Da venerdì 14 ottobre 2016 su 33 tabelle affissive dismesse del circuito CHEAP On Board, si potranno ammirare 10 lavori originali di Gianluigi Toccafondo, realizzati in esclusiva per il Bologna Jazz Festival 2016. È proprio il ritmo irregolare e sincopato del jazz a prendere vita nei disegni trasfigurati, allungati e distorti realizzati dall'artista di San Marino, che ha ritratto gli artisti che esibiranno al BJF nell’atto di suonare i loro strumenti. Passeggiando per Bologna si potranno ammirare gli archi del Kronos Quartet, il ritmo dei Cookers e di Aziza, la tromba di Paolo Fresu, il sassofono di Steve Coleman, il pianoforte di Barry Harris, le linee del contrabbasso di Buster Williams o gli echi dei C'mon Tigre, come in un grande concerto corale, disegnato per l'occasione sui muri della città.

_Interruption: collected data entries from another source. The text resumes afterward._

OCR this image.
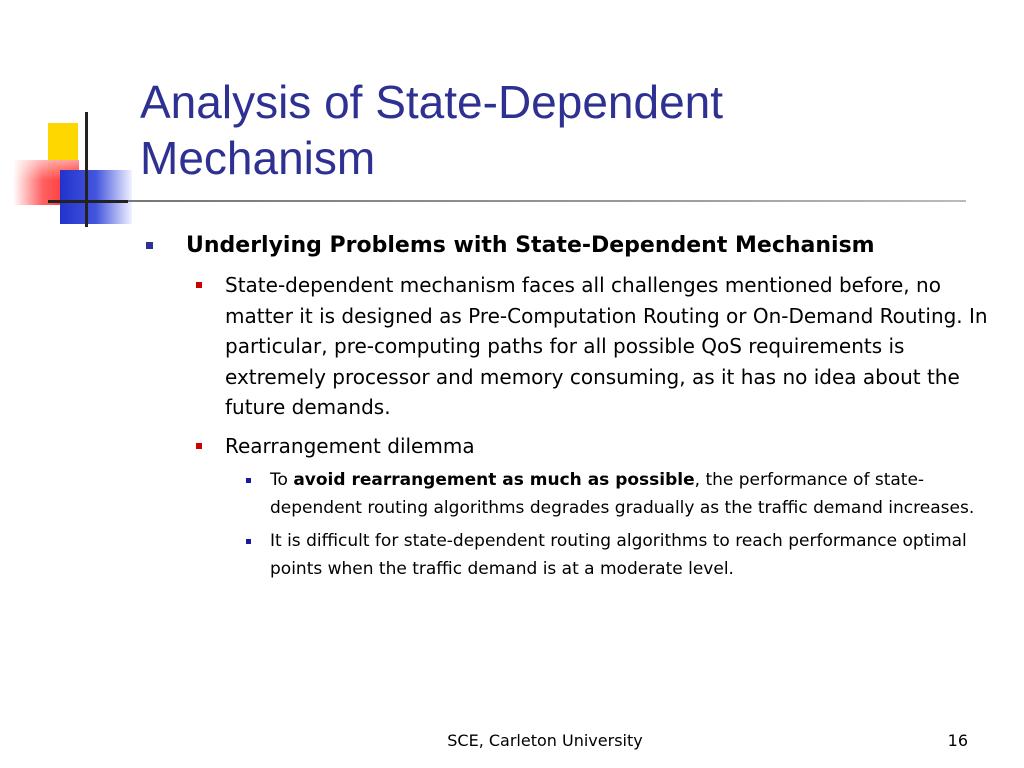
Analysis of State-Dependent
Mechanism
Underlying Problems with State-Dependent Mechanism
State-dependent mechanism faces all challenges mentioned before, no matter it is designed as Pre-Computation Routing or On-Demand Routing. In particular, pre-computing paths for all possible QoS requirements is extremely processor and memory consuming, as it has no idea about the future demands.
Rearrangement dilemma
To avoid rearrangement as much as possible, the performance of state-dependent routing algorithms degrades gradually as the traffic demand increases.
It is difficult for state-dependent routing algorithms to reach performance optimal points when the traffic demand is at a moderate level.
SCE, Carleton University	16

Queste grandi opere stampate a colori e realizzate con la tecnica che ha reso famoso nel mondo il lavoro di Gianluigi Toccafondo saranno installate lungo un percorso che va da Via Indipendenza, Via San Giuseppe, Via Ugo Bassi fino a Via Mascarella e Via Castiglione, andando così a intrecciare la via principale della città con alcuni luoghi simbolo per la programmazione di questa edizione del Bologna Jazz Festival, come il Teatro Auditorium Manzoni, il Teatro Duse, la Cantina Bentivoglio e il Bravo Caffè.

Gianluigi Toccafondo
Pittore, illustratore e cineasta, Gianluigi Toccafondo (1965) è un artista a tutto tondo, innamorato dell’arte grafica, del cinema e delle rispettive ibridazioni e trasformazioni. I personaggi nei suoi disegni e nei suoi video si trasformano, si allungano, si deformano, dando vita a uno stile e l’ha reso riconoscibile a livello internazionale. Attivo dal 1989, ha realizzato numerosi corti d’animazione, presentati e premiati ai festival cinematografici di Annecy, Clermont-Ferrand e Venezia. Ha creato spot pubblicitari e sigle per clienti come Sambuca Molinari, Rai e Fandango; è stato aiuto-regista nel film Gomorra di Matteo Garrone e autore dei titoli di testa per il Robin Hood di Ridley Scott. Ha lavorato come illustratore per numerose case editrici (Einaudi, Feltrinelli, Mondadori, Fandango, Logos, Corraini) e riviste, tra cui Linea d’ombra, Lo Straniero e Abitare. Al Bologna Jazz Festival sarà presente con i suoi cortometraggi nello spettacolo dedicato "C'mon Tigre racconta Toccafondo", il 27 ottobre al Teatro Antoniano.